By any standard, the movie adaptation of the board game Clue is not a big comedy. It feels like a small, amusing play that may not be worth the full $20 movie admission (hopefully it was cheaper back then in the 80s), but as a late night movie you catch on syndication TV or streaming on Netflix (as I did) you don't feel like you wasted your time.
The cast is pretty good (with one notable exception I'll talk about later), and the pacing is fast enough that would won't notice that many of the jokes kind of fall flat. Co-written by John Landis and Jonathan Lynn (also the director), you can feel the mixture of mid-80s American comedies and British stage-like comedy.

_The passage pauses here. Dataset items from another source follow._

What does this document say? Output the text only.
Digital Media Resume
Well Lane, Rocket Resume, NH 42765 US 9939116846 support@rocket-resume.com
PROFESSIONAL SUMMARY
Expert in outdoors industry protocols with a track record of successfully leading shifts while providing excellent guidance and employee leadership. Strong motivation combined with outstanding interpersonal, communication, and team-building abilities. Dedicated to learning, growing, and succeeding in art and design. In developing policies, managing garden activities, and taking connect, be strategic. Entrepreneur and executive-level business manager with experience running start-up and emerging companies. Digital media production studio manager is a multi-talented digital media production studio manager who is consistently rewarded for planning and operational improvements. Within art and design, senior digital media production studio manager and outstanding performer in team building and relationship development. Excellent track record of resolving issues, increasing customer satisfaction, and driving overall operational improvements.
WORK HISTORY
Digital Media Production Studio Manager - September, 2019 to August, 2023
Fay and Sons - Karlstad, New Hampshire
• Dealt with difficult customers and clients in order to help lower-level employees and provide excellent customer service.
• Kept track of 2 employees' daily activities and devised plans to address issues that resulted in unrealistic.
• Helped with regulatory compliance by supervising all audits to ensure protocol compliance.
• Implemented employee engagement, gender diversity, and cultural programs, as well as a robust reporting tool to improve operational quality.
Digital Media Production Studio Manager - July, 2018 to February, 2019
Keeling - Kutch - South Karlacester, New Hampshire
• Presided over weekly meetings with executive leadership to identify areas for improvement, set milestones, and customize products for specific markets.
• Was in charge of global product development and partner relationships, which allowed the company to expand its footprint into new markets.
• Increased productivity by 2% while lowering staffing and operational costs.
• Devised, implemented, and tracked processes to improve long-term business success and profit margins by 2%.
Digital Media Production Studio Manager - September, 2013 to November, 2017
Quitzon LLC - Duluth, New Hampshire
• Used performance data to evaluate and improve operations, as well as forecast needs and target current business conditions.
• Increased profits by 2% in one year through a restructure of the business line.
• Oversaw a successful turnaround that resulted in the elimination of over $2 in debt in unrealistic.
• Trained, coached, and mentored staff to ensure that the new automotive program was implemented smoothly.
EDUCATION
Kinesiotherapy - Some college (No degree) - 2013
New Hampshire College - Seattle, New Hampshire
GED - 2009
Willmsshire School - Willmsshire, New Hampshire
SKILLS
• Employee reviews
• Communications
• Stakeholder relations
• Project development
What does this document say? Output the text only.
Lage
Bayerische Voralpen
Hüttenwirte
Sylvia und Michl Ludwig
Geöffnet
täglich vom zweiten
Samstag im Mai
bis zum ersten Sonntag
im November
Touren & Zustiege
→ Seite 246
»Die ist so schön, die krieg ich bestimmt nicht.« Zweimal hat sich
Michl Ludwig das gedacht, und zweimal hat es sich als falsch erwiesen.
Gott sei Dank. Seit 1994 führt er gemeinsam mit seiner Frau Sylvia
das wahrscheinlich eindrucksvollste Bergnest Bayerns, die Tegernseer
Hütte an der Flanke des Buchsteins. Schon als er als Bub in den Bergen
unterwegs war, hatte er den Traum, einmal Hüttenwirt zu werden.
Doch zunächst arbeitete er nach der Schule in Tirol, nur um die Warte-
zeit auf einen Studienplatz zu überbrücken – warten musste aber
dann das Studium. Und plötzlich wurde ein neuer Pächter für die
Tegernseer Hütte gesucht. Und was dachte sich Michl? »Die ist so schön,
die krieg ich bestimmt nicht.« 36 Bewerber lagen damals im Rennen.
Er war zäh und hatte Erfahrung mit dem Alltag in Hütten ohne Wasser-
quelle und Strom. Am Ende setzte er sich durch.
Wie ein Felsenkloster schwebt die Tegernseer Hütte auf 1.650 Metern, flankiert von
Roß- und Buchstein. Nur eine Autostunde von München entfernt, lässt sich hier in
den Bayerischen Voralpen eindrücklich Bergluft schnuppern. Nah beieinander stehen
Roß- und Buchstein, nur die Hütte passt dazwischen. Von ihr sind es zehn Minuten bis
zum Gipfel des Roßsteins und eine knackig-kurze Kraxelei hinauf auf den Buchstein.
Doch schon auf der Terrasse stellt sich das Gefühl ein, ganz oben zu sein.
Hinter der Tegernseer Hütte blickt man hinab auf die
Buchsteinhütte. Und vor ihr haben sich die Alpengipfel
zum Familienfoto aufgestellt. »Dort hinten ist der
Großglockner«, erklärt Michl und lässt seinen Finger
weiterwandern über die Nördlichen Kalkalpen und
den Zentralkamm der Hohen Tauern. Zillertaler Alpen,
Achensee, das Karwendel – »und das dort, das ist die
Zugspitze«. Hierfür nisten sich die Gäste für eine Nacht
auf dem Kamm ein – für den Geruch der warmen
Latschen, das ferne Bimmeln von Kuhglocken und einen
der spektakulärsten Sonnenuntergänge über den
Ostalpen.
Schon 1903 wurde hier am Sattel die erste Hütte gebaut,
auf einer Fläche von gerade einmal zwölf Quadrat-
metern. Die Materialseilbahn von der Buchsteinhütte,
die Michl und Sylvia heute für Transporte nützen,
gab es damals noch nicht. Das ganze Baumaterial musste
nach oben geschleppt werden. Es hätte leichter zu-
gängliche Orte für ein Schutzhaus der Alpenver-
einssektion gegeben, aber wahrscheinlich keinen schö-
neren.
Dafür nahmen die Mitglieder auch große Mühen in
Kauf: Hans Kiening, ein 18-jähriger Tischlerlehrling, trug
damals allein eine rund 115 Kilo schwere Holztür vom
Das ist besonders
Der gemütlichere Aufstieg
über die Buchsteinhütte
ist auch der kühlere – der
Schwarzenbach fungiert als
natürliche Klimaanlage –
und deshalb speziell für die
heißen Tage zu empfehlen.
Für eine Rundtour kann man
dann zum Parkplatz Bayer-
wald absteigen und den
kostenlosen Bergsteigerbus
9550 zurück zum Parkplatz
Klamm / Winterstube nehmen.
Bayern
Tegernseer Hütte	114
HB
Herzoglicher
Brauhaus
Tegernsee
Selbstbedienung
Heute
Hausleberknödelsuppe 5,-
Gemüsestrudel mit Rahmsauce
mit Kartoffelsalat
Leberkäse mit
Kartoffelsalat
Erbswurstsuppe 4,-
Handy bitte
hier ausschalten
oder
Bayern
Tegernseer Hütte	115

The multiple endings is not much of a spoiler now, since as a theatrical run the "ending number" was placed next to the billboards to entice viewers to see all 3. I'm still curious about that cut 4th ending that was especially dark. Now at home you'll see all 3 and be able to compare which one to prefer (3, 1 and 2, from best to worse for me), and I can imagine that without those few added minutes the movie in theatre would have felt quite short at barely 80 minutes.
So, for an average, enjoyable comedy, why is it now considered a classic? Well, simply because this may have been the best role that Adam Curry performed. While the many British actors that were originally cast for the role of the butler would have played their usual over-the-top (Rowan Atkinson and John Cleese), Adam maintains a perfect line between passion and insanity. In a next-to-final scene, he retells the entire movie in a hurry of just a few minutes, as if spoken in a single breath while running. Regardless of all the other cast, he effectively (and not only with that scene) elevates and pulls the entire movie by himself.
So, go watch it if you've never seen it. You'll will laugh, and is an almost guarantee that it will be better adaptation and more enjoyable then the soon-to-be-released other board game adaptation Battleship.